Questões polêmicas sobre Sanções Administrativas na Nova Lei de Licitações

Angela Ortiz

05 mar, 2024 ● 4 minutos

*Artigo de opinião

Saiba o objetivo da sanção no processo de contratação

Este conteúdo faz parte do centro de estudos Licitações e Contratos do IBÊ

Podemos dizer que o papel do processo sancionador não é, em primeiro momento, o de punir o particular. Isso porque a Administração, ao tratar de um processo de responsabilização, na verdade está buscando uma parceria com o privado.

O objetivo da sanção, inicialmente, é exercer um papel educativo, com foco no preventivo, mesmo porque a Administração não busca punir e sim alcançar um resultado eficiente para o seu processo de contratação. Então, a aplicação da sanção não deve ser o objetivo da fiscalização e do processo de responsabilização.

Por sua vez, a Nova Lei de Licitações e Contratos (NLLC) traz modelos diferentes e inovadores de execução contratual, que abre a possibilidade de buscar soluções consensuais na ocorrência de infrações administrativas. Essa nova modelagem permite, além do pagamento de remuneração variável (Art. 144), o contrato de eficiência bem como, eventualmente, uma premiação caso a execução do contrato seja feita de forma eficiente.

Assim, a sanção toma uma dimensão secundária, passando a ser apenas coadjuvante no processo de responsabilização. A intenção, neste caso, é o de conseguir contratos mais eficientes não a partir da aplicação da sanção, não para que o particular tenha medo de um processo sancionador e sim a responsabilidade perante a Administração Pública.

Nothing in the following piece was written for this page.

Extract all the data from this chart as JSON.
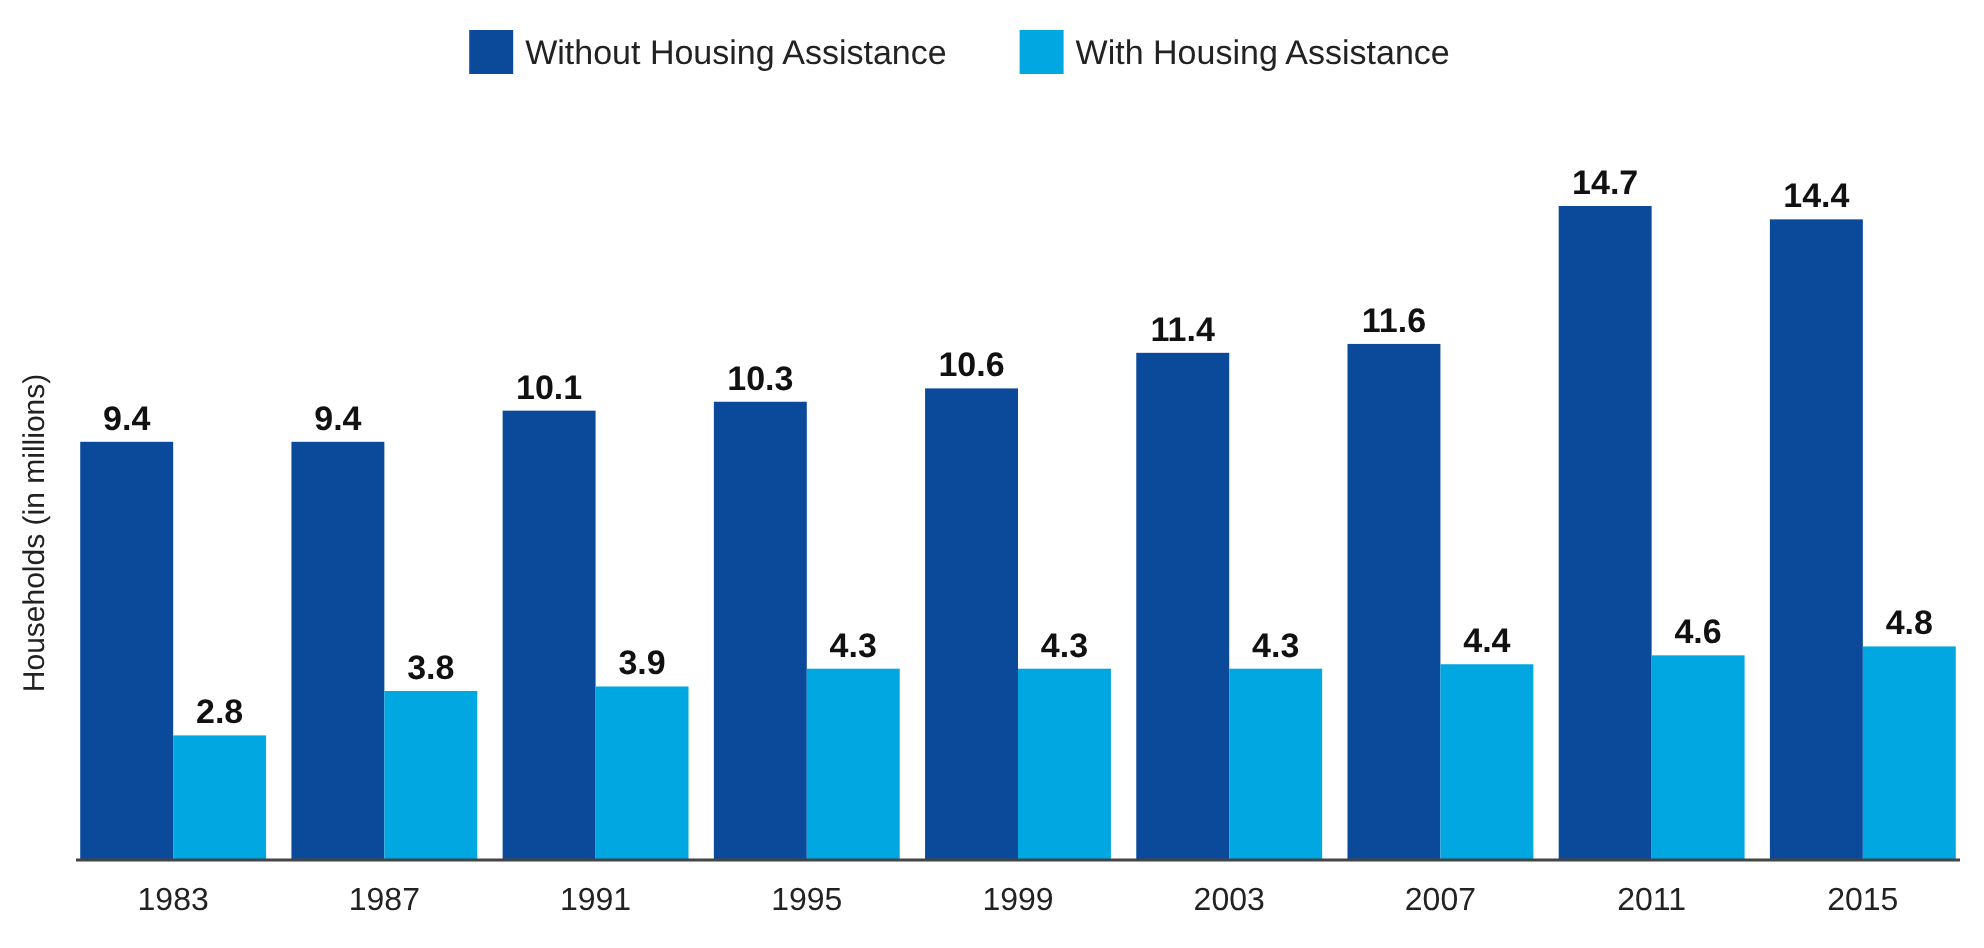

É um novo conceito que vem para moldar uma maturidade institucional, tanto para a Administração, como para o particular, que muitas vezes não se relaciona de forma profissional com a Administração Pública. A NLLC traz ferramentas importantes, que podem fazer com que o particular também alcance essa maturidade, com os chamados incentivos contratuais, como pagamento com bonificação variável.

Mas, o que temos de mais benéfico nas questões processuais, de aplicabilidade imediata?

A NLLC inova ao trazer efeito suspensivo do recurso (Art. 168), prazos processuais mais alargados (Art. 166 e 167), reabilitação (Art. 163), alegações finais (Art. 158, § 2°), prescrição quinquenal (Art. 158, § 4°), declaração de inidoneidade com análise prévia pela Assessoria Jurídica (Art. 156, § 6°), desconsideração da personalidade jurídica (Art. 160) e desconto de multa em eventual parcela pendente de pagamento (Art. 156, § 8°).

E essas novas regras sobre sanções são aplicáveis aos contratos celebrados com base na Lei n° 8.666/93?

Essa é uma pergunta muito recorrente, tendo em vista que muitos contratos foram celebrados eventualmente em janeiro e fevereiro de 2024, porém, a partir de editais de licitação publicados em 2023. Na ocorrência de infração na execução desses contratos, poderá ser aplicado o estabelecido na NLLC? A resposta para essa dúvida admite duas perspectivas.

O artigo 190 da NLLC é claro ao estabelecer que o contrato cujo instrumento tenha sido assinado antes da entrada em vigor da nova lei continuará a ser regido pelas regras previstas na legislação revogada. Uma outra perspectiva, que pode ser influenciada pela interpretação constitucional do inciso 40, do artigo 5° da CF, é o chamado Princípio da Retroatividade Benigna, de que a lei penal não retroagirá, salvo para beneficiar o réu. Ou seja, para o direito penal é um princípio garantia que a norma mais benéfica deve retroagir para beneficiar o réu, nunca para prejudicar.

A grande discussão é se esse princípio garantia, previsto na CF, deve ser aplicado ou não para o processo administrativo sancionador (de responsabilização). Por sua vez, a AGU editou orientação normativa, onde diz que o regime jurídico das sanções previstas na Lei 14.133/2023, que não é aplicável aos contratos firmados com base na legislação anterior, nem alterará as sanções já aplicadas, ou a serem aplicadas com fundamento na legislação anterior em respeito à proteção do átrio jurídico perfeito. Logo, o entendimento da AGU é de que a regra não se aplica ao direito administrativo sancionador (Parecer n. 00002/2023/CNLCA/CGU/AGU).

Na contramão da orientação da AGU, o STJ tem entendimento pacificado de que se aplica a retroatividade benigna, em sede de Direito Administrativo sancionador. Vemos então que essa é uma questão muito controversa e que trará muita discussão futuramente.

Até que esses entendimentos sejam uniformizados, a Administração Pública deverá buscar soluções eficientes e inteligentes para fundamentar seus processos sancionadores, de modo a buscar sempre a melhor saída, com o devido suporte legal.